A FEW BEAUTIFUL SECONDS OF LESTER YOUNG ON CLARINET: THE FAMOUS DOOR, 1938

The sound of Lester Young’s clarinet is beautiful and elusive.  Whitney Balliett, I think, who always had the right word, called it “lemony,” and it lingers on the mind’s palate in just that way.  There isn’t enough of it on record: a few solos with Basie, on record and live; the Kansas City Six session . . . but now we have about nineteen seconds of beauty — thanks to Loren Schoenberg, Bill Savory, and Herschel Evans, whose BLUE AND SENTIMENTAL (a close relation to CAN’T WE TALK IT OVER) is the foundation for this wistful, too-brief piece of music.

Play it once, play it a dozen times: music when soft voices die lives long in the memory.  We celebrate Lester Young as we say a sad goodbye to him.  A tender man, a joyously elliptical soul, too tender for this rough world, he blazed and left.  “What made us think he would comb grey hair?” said Yeats of another man, dead too soon.

May your happiness increase.

4 responses to “A FEW BEAUTIFUL SECONDS OF LESTER YOUNG ON CLARINET: THE FAMOUS DOOR, 1938

  1. That all-too-short clip truly was heavenly music.
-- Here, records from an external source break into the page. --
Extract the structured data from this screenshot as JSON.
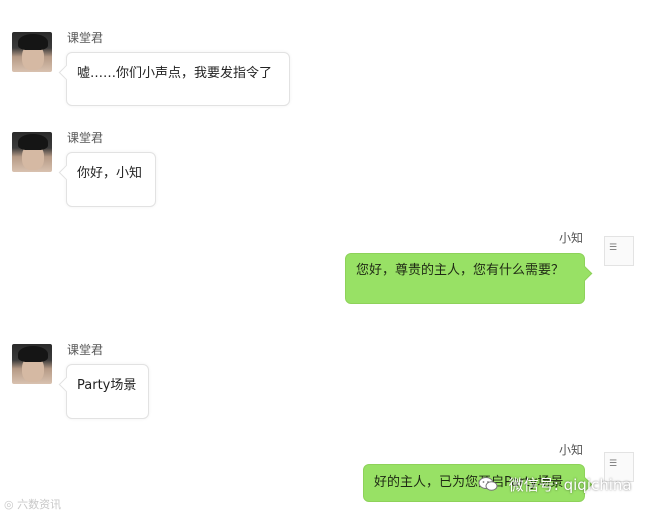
{
  "chat": {
    "messages": [
      {
        "sender": "课堂君",
        "text": "嘘……你们小声点，我要发指令了",
        "side": "left"
      },
      {
        "sender": "课堂君",
        "text": "你好，小知",
        "side": "left"
      },
      {
        "sender": "小知",
        "text": "您好，尊贵的主人，您有什么需要？",
        "side": "right"
      },
      {
        "sender": "课堂君",
        "text": "Party场景",
        "side": "left"
      },
      {
        "sender": "小知",
        "text": "好的主人，已为您开启Party场景",
        "side": "right"
      }
    ]
  },
  "watermarks": {
    "left": "六数资讯",
    "right": "微信号: qiqichina"
  },
  "colors": {
    "outgoing_bubble": "#98e165",
    "incoming_bubble": "#ffffff",
    "background": "#ffffff"
  },
  "icons": {
    "incoming_avatar": "user-photo-avatar",
    "outgoing_avatar": "smart-assistant-avatar",
    "watermark": "wechat-icon"
  }
}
Thank you, Brother Michael for posting Loren’s great find!

  2. Interesting that the photo shows Lester playing a wooden clarinet when he favoured a metal one.

  3. sinclair robieson

    for my money, whitney balliett was one of the great american writers of the 20th century. perhaps the best about jazz that ever there was. “even his feet looked sad” he said of pee wee russell. has there ever been a phrase that described anyone better?

  4. jOhn P. Cooper

    MS –
    That was sweet for certain…and just a couple seconds of Helen Humes to top it off! Such an under-rated vocalist.

    AND – what is the current status of all the Bill Savory recorded donations? Will they all ever be easily accessible? Will they be online?